Early Tuesday evening, the calls for Spicer’s ouster began to roll in. House Minority Leader Nancy Pelosi said he “must be fired, and the president must immediately disavow his spokesman’s statements.”
Pelosi accused Spicer of “downplaying the horror of the Holocaust.”
Other Trump critics made similar accusations and demands.
The Anne Frank Center for Mutual Respect, a US-based organization frequently critical of the president also called for his firing. Founded by the father of its namesake, a German-born Jew killed in a Nazi concentration camp, the group accused Spicer of “engaging in Holocaust denial.”
While Spicer’s comments fell well short of actual Holocaust denial, they created a frantic public relations debacle for the White House as it sought to accuse others – chiefly the Russian government – of confusing international opinion on a defining foreign policy campaign for the new administration.
The quick condemnations from Pelosi and other high-profile also drew attention from military strikes against Syria that had elicited more bipartisanship than any other Trump administration initiative in his first three months in office.
Sen. Ben Cardin, the top Democrat on the Foreign Relations Committee, had called the strikes a "clear signal that the United States will stand up for internationally accepted norms and rules against the use of chemical weapons” even as he called for congressional authorization for them.
But on Tuesday, rather than addressing the White House’s position on Syria, Cardin was talking about the Holocaust. He took a shot on Twitter at Spicer’s reference to the Nazis’ use of “Holocaust centers.”
“Really? The term you were looking for was concentration camps,” Cardin wrote.
Other congressional Democrats more critical of Trump’s Syria policy also pounced on Spicer’s comments. Rep. Jerry Nadler called them “unbelievably inappropriate, uninformed, offensive [and] inexcusable.”
“I find nothing funny about the Press Secretary bungling holocaust history,” Sen. Brian Schatz wrote. “Because I'm not sure they should get the benefit of the doubt.”
That was an apparent reference to previous statements and actions by the White House cast by its critics as insensitive towards the Jewish community or downright anti-Semitic.
The timing of Spicer’s comments didn’t help. They came in the midst of the Passover celebration, and a day after the White House held its annual Passover Seder–in Trump’s absence–not in the White House proper, but in the Eisenhower Executive Office Building next door.
Both Trump's campaign and his administration have made considerable missteps when it comes to the Jewish community. It started in Dec. 2015, when Trump played on Jewish stereotypes at an annual meeting of the Republican Jewish Coalition.

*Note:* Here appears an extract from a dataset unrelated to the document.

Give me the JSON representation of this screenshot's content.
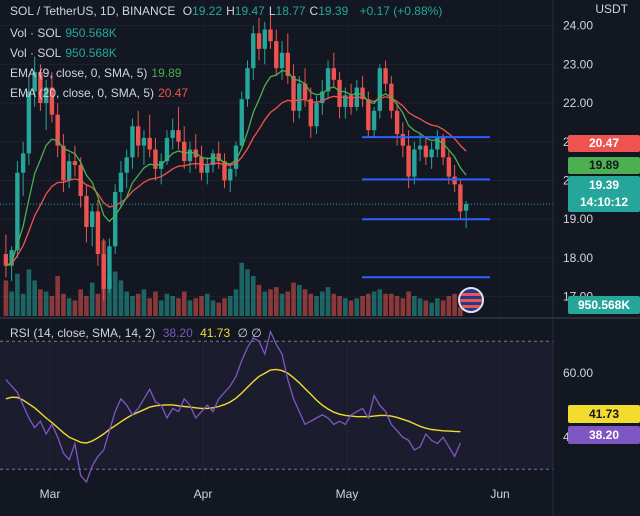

"I'm a negotiator like you folks, we are negotiators," said Trump at the time. "Is there anybody that doesn't renegotiate deals in this room? This room negotiates them -- perhaps more than any other room I've ever spoken in."

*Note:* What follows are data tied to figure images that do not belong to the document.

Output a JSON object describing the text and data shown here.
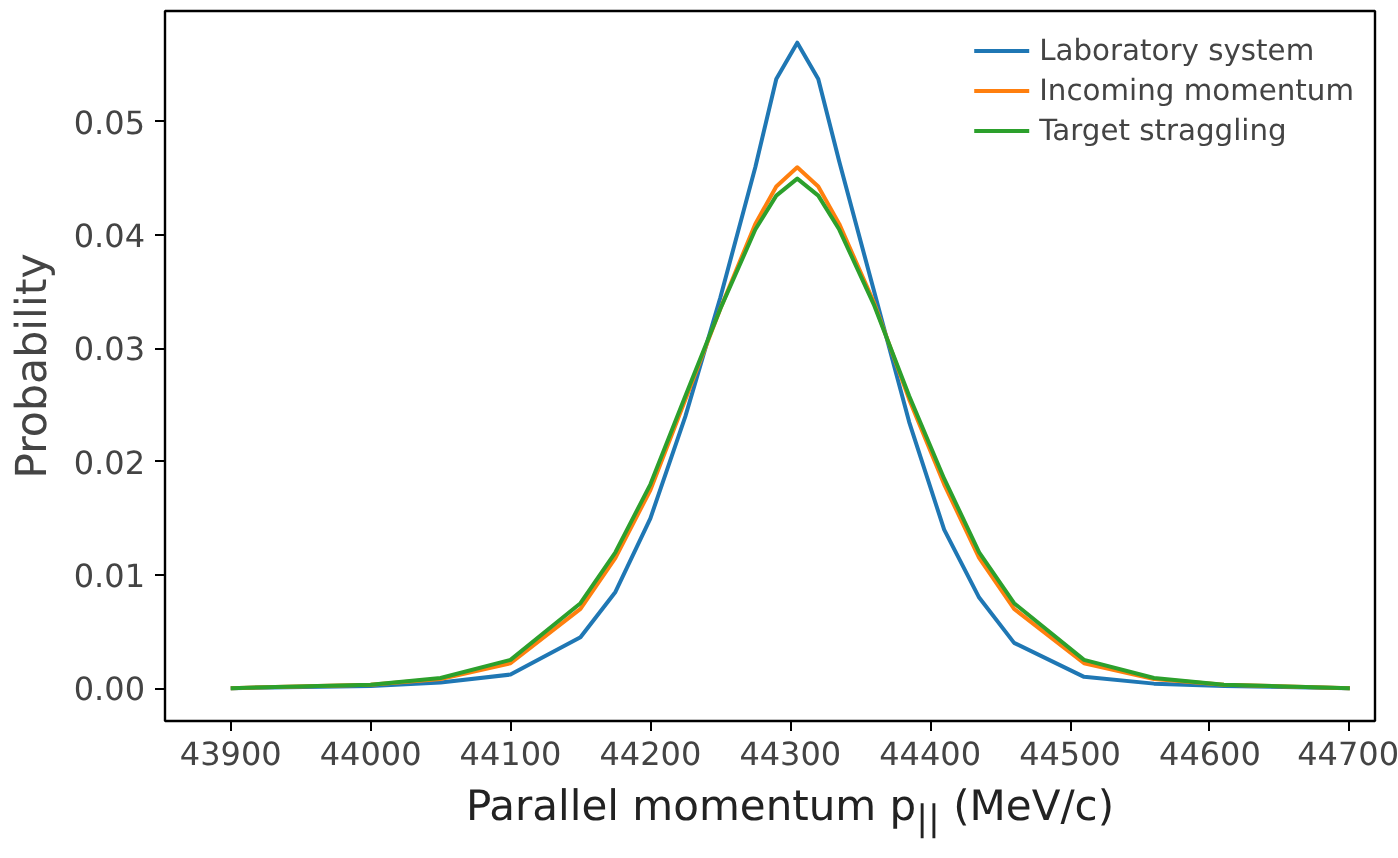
{
  "chart_data": {
    "type": "line",
    "xlabel": "Parallel momentum p$_{||}$ (MeV/c)",
    "ylabel": "Probability",
    "x": [
      43900,
      44000,
      44050,
      44100,
      44150,
      44175,
      44200,
      44225,
      44250,
      44275,
      44290,
      44305,
      44320,
      44335,
      44360,
      44385,
      44410,
      44435,
      44460,
      44510,
      44560,
      44610,
      44700
    ],
    "series": [
      {
        "name": "Laboratory system",
        "color": "#1f77b4",
        "values": [
          0.0,
          0.0002,
          0.0005,
          0.0012,
          0.0045,
          0.0085,
          0.015,
          0.024,
          0.0345,
          0.046,
          0.0538,
          0.057,
          0.0538,
          0.0465,
          0.035,
          0.0235,
          0.014,
          0.008,
          0.004,
          0.001,
          0.0004,
          0.0002,
          0.0
        ]
      },
      {
        "name": "Incoming momentum",
        "color": "#ff7f0e",
        "values": [
          0.0,
          0.0003,
          0.0008,
          0.0022,
          0.007,
          0.0115,
          0.0175,
          0.0255,
          0.0335,
          0.041,
          0.0443,
          0.046,
          0.0443,
          0.041,
          0.034,
          0.0255,
          0.018,
          0.0115,
          0.007,
          0.0022,
          0.0008,
          0.0003,
          0.0
        ]
      },
      {
        "name": "Target straggling",
        "color": "#2ca02c",
        "values": [
          0.0,
          0.0003,
          0.0009,
          0.0025,
          0.0075,
          0.012,
          0.018,
          0.0258,
          0.0335,
          0.0405,
          0.0435,
          0.045,
          0.0435,
          0.0405,
          0.0338,
          0.0258,
          0.0185,
          0.012,
          0.0075,
          0.0025,
          0.0009,
          0.0003,
          0.0
        ]
      }
    ],
    "xlim": [
      43853,
      44718
    ],
    "ylim": [
      -0.0029,
      0.0598
    ],
    "xticks": [
      43900,
      44000,
      44100,
      44200,
      44300,
      44400,
      44500,
      44600,
      44700
    ],
    "yticks": [
      {
        "value": 0,
        "label": "0.00"
      },
      {
        "value": 0.01,
        "label": "0.01"
      },
      {
        "value": 0.02,
        "label": "0.02"
      },
      {
        "value": 0.03,
        "label": "0.03"
      },
      {
        "value": 0.04,
        "label": "0.04"
      },
      {
        "value": 0.05,
        "label": "0.05"
      }
    ],
    "grid": false,
    "legend": "top right",
    "line_style": "solid",
    "marker": "none"
  }
}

It continued through the campaign, when Trump drew the support of the alt-right movement. In July 2016, Trump tweeted out a photo of Hillary Clinton which called her the 'most corrupt candidate ever,' with an image of a red, six-pointed star which looked like the Jewish 'Star of David.' He later claimed that it was a "sheriff's star."
And during his presidency, the White House waited weeks as Jewish leaders raised the alarm rising growing anti-Semitism and a wave of bomb threats to Jewish community centers before finally issuing a statement condemning it.

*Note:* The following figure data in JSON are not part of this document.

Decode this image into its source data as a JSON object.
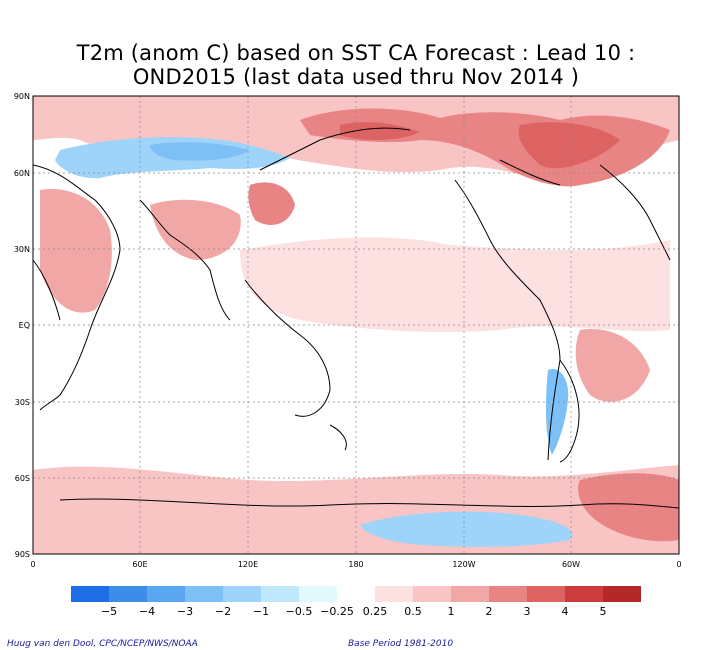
{
  "title_line1": "T2m (anom C) based on SST CA Forecast : Lead 10 :",
  "title_line2": "OND2015 (last data used thru Nov 2014 )",
  "lat_labels": [
    "90N",
    "60N",
    "30N",
    "EQ",
    "30S",
    "60S",
    "90S"
  ],
  "lon_labels": [
    "0",
    "60E",
    "120E",
    "180",
    "120W",
    "60W",
    "0"
  ],
  "colorbar": {
    "colors": [
      "#1e6fe6",
      "#3c8ce8",
      "#5aa6f0",
      "#7dc0f5",
      "#9ed4fa",
      "#c0e8fc",
      "#e2f8fd",
      "#ffffff",
      "#fde0e0",
      "#f9c4c4",
      "#f2a7a7",
      "#e88484",
      "#dd6262",
      "#cc3c3c",
      "#b52828"
    ],
    "labels": [
      "−5",
      "−4",
      "−3",
      "−2",
      "−1",
      "−0.5",
      "−0.25",
      "0.25",
      "0.5",
      "1",
      "2",
      "3",
      "4",
      "5"
    ]
  },
  "credit_left": "Huug van den Dool, CPC/NCEP/NWS/NOAA",
  "credit_right": "Base Period 1981-2010"
}
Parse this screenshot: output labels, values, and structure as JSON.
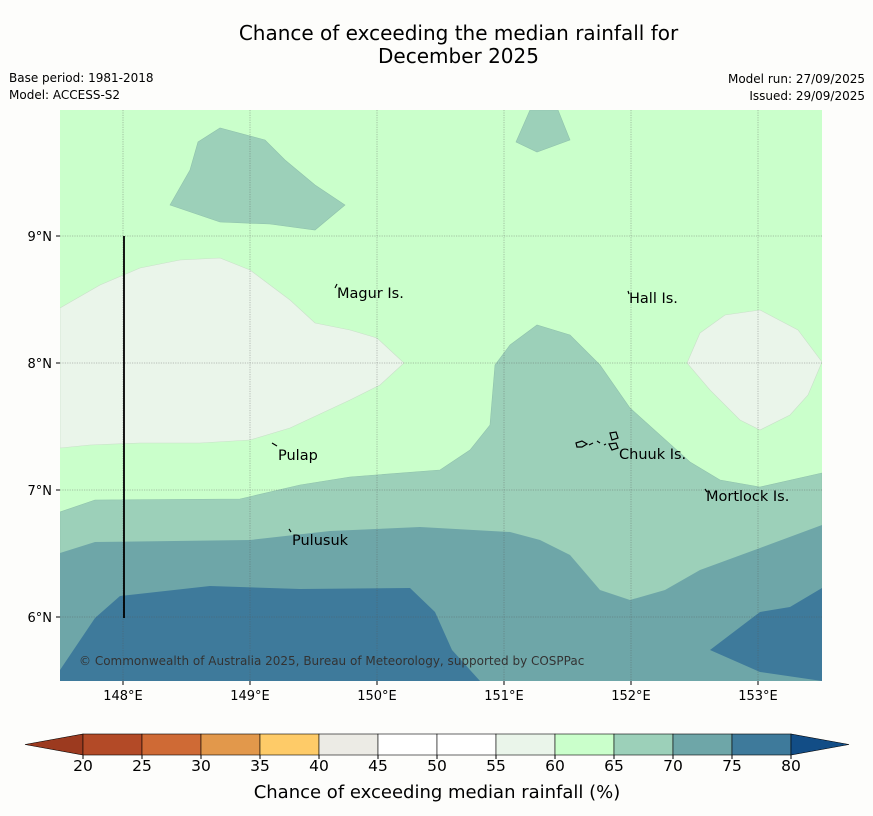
{
  "title_line1": "Chance of exceeding the median rainfall for",
  "title_line2": "December 2025",
  "meta_left": {
    "base_period": "Base period: 1981-2018",
    "model": "Model: ACCESS-S2"
  },
  "meta_right": {
    "model_run": "Model run: 27/09/2025",
    "issued": "Issued: 29/09/2025"
  },
  "map": {
    "lon_ticks": [
      "148°E",
      "149°E",
      "150°E",
      "151°E",
      "152°E",
      "153°E"
    ],
    "lat_ticks": [
      "9°N",
      "8°N",
      "7°N",
      "6°N"
    ],
    "places": [
      "Magur Is.",
      "Hall Is.",
      "Pulap",
      "Chuuk Is.",
      "Mortlock Is.",
      "Pulusuk"
    ],
    "copyright": "© Commonwealth of Australia 2025, Bureau of Meteorology, supported by COSPPac"
  },
  "colorbar": {
    "ticks": [
      "20",
      "25",
      "30",
      "35",
      "40",
      "45",
      "50",
      "55",
      "60",
      "65",
      "70",
      "75",
      "80"
    ],
    "colors": [
      "#b34a27",
      "#cf6a35",
      "#e2984b",
      "#fecb68",
      "#ecebe5",
      "#ffffff",
      "#ffffff",
      "#eaf5ea",
      "#caffcb",
      "#9cd0b9",
      "#6ea6a8",
      "#3e7a9b"
    ],
    "under_color": "#9c3a1f",
    "over_color": "#124d86",
    "label": "Chance of exceeding median rainfall (%)"
  }
}
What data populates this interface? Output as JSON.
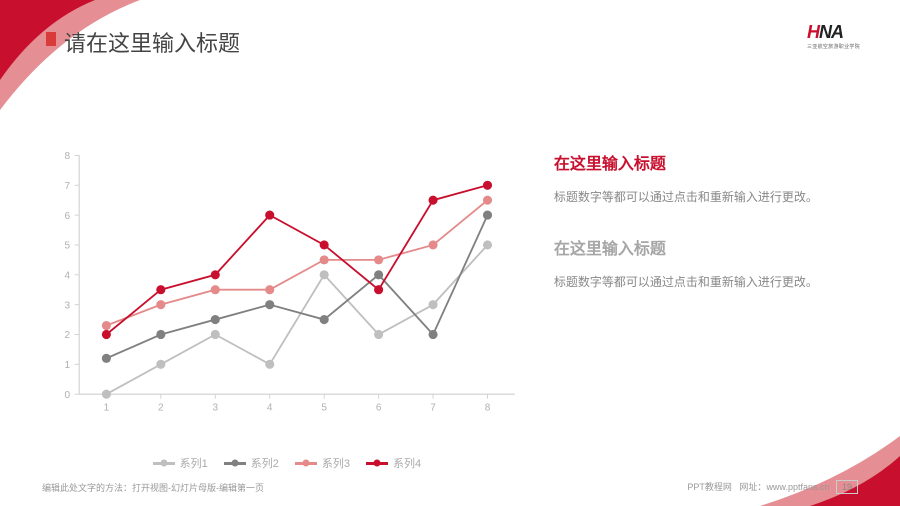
{
  "slide": {
    "title": "请在这里输入标题",
    "logo_text": "HNA",
    "logo_subtitle": "三亚航空旅游职业学院"
  },
  "chart": {
    "type": "line",
    "categories": [
      "1",
      "2",
      "3",
      "4",
      "5",
      "6",
      "7",
      "8"
    ],
    "xlim": [
      0.5,
      8.5
    ],
    "ylim": [
      0,
      8
    ],
    "ytick_step": 1,
    "axis_color": "#cfcfcf",
    "grid_color": "#e6e6e6",
    "tick_label_color": "#b0b0b0",
    "tick_label_fontsize": 11,
    "background_color": "#ffffff",
    "line_width": 2,
    "marker_size": 5,
    "series": [
      {
        "name": "系列1",
        "color": "#bfbfbf",
        "values": [
          0.0,
          1.0,
          2.0,
          1.0,
          4.0,
          2.0,
          3.0,
          5.0
        ]
      },
      {
        "name": "系列2",
        "color": "#808080",
        "values": [
          1.2,
          2.0,
          2.5,
          3.0,
          2.5,
          4.0,
          2.0,
          6.0
        ]
      },
      {
        "name": "系列3",
        "color": "#e48a8a",
        "values": [
          2.3,
          3.0,
          3.5,
          3.5,
          4.5,
          4.5,
          5.0,
          6.5
        ]
      },
      {
        "name": "系列4",
        "color": "#c8102e",
        "values": [
          2.0,
          3.5,
          4.0,
          6.0,
          5.0,
          3.5,
          6.5,
          7.0
        ]
      }
    ]
  },
  "sections": [
    {
      "title": "在这里输入标题",
      "title_color": "#c8102e",
      "body": "标题数字等都可以通过点击和重新输入进行更改。"
    },
    {
      "title": "在这里输入标题",
      "title_color": "#a6a6a6",
      "body": "标题数字等都可以通过点击和重新输入进行更改。"
    }
  ],
  "footer": {
    "left": "编辑此处文字的方法：打开视图-幻灯片母版-编辑第一页",
    "right_label": "PPT教程网",
    "right_url_label": "网址：",
    "right_url": "www.pptfans.cn",
    "page": "19"
  },
  "accent_color": "#c8102e"
}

When pressed on the issue of rising anti-Semitism and bomb threats during a press conference by a Hasidic Jewish White House correspondent Trump said it was "not a fair question" and told the reporter to sit down.
“So here’s the story, folks," Trump said. "No. 1, I am the least anti-Semitic person that you’ve ever seen in your entire life. No. 2, racism, the least racist person.”
Within two weeks of his presidency, Trump issued a press statement commemorating International Holocaust Remembrance Day, without mentioning the Holocaust's Jewish victims. An original statement, drawn up by the State Department, had mentioned Jewish victims, but the White House had blocked its release.
At the time, Spicer defended the decision to “acknowledge all the people,” not only Jews, killed in the Holocaust.
"It is pathetic that people are picking on a statement,” he said.